Considered by many racing experts to be the "Greatest American Racer" of all time, Dan Gurney passed away this week of complications from pneumonia. The son of a Harvard business graduate and Metropolitan Opera singer, Dan's racing legacy began soon after his family moved from New York to Southern California. Living east of Los Angeles in Riverside, Gurney found his identity with the emerging hot rod culture. At age 19, his legacy began when he built and drove his own car at the famed Bonneville Salt Flats in an attempt to set a world land-speed record in his class. After that, the gifted driver set sail on his quest to compete with the best of the best in every style of automobile racing.

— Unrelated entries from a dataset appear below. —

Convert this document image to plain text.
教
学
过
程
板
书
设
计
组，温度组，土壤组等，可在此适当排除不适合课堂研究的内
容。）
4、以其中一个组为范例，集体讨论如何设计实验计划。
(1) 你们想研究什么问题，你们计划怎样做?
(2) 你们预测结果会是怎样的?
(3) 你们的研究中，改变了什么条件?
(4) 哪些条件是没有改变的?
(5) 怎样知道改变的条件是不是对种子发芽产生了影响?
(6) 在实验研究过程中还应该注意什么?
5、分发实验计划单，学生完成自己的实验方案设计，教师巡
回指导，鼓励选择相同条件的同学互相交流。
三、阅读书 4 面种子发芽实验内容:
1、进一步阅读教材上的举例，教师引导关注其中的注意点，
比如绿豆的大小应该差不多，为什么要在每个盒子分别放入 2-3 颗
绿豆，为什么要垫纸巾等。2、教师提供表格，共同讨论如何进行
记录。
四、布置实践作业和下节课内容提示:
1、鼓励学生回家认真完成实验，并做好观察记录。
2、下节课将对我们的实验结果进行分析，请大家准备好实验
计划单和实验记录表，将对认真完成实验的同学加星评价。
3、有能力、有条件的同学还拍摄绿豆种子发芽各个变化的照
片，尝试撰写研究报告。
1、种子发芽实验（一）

Very few racers reach the top rung of the ladder in a single form of racing as a driver much less as an owner, builder and engineer. But, the guy known as America's "Complete Racer" did it in sports car racing, Formula One, Indy car, NASCAR, IMSA and CanAm. After an impressive second place finish at the inaugural Riverside Grand Prix behind Carroll Shelby, Gurney's Formula One career began in 1959. The lanky Californian earned two podium finishes in just four races driving for Ferrari. After a serious accident the next year, Gurney developed his fluid driving style that included a unique way of braking to reduce the wear and tear on his vehicle. He posted his first Formula One win and the only win for Porsche as an F1 constructor in 1962.

Among American Formula One drivers, Gurney's four Grand Prix victories ranked second only to World Champion Mario Andretti. Moreover, driving the Gurney Eagle to a win in the 1967 Belgium Grand Prix, he became the second driver to ever win a Formula One race in a car of their own construction. Each year, Gurney would also return home to race the Indianapolis 500, an event that he never won as a driver but he did win seven Champ Car races. With backing from Goodyear tires, Gurney formed the All American Racers team using his own designs to win 78 races including 3 Indy 500s and the 24 Hours of Daytona. In 1992 and 1993, the team competed in the IMSA GTP series and posted 17 consecutive victories and back-to-back championships for Toyota.

Well known for innovations in the sport of motor racing, Gurney spontaneously began the familiar spraying of champagne from the podium when he teamed with A.J. Foyt to win the 24 Hours of Le Mans. As the man that was known early on to be too tall to fit in most cockpits, the talented Gurney was no stranger to stock car racing. He posted four wins with the famed Wood Brothers racing team and finished his 16-race NASCAR career with 5 wins, 10 Top Tens and 3 poles. As one of the pioneers in aerodynamics, the tab used to adjust down-force on a racecar's wing is known as the "Gurney Flap". Dan Gurney will be missed worldwide as a great driver, innovator, engineer, team owner and car builder. Godspeed, Dan Gurney.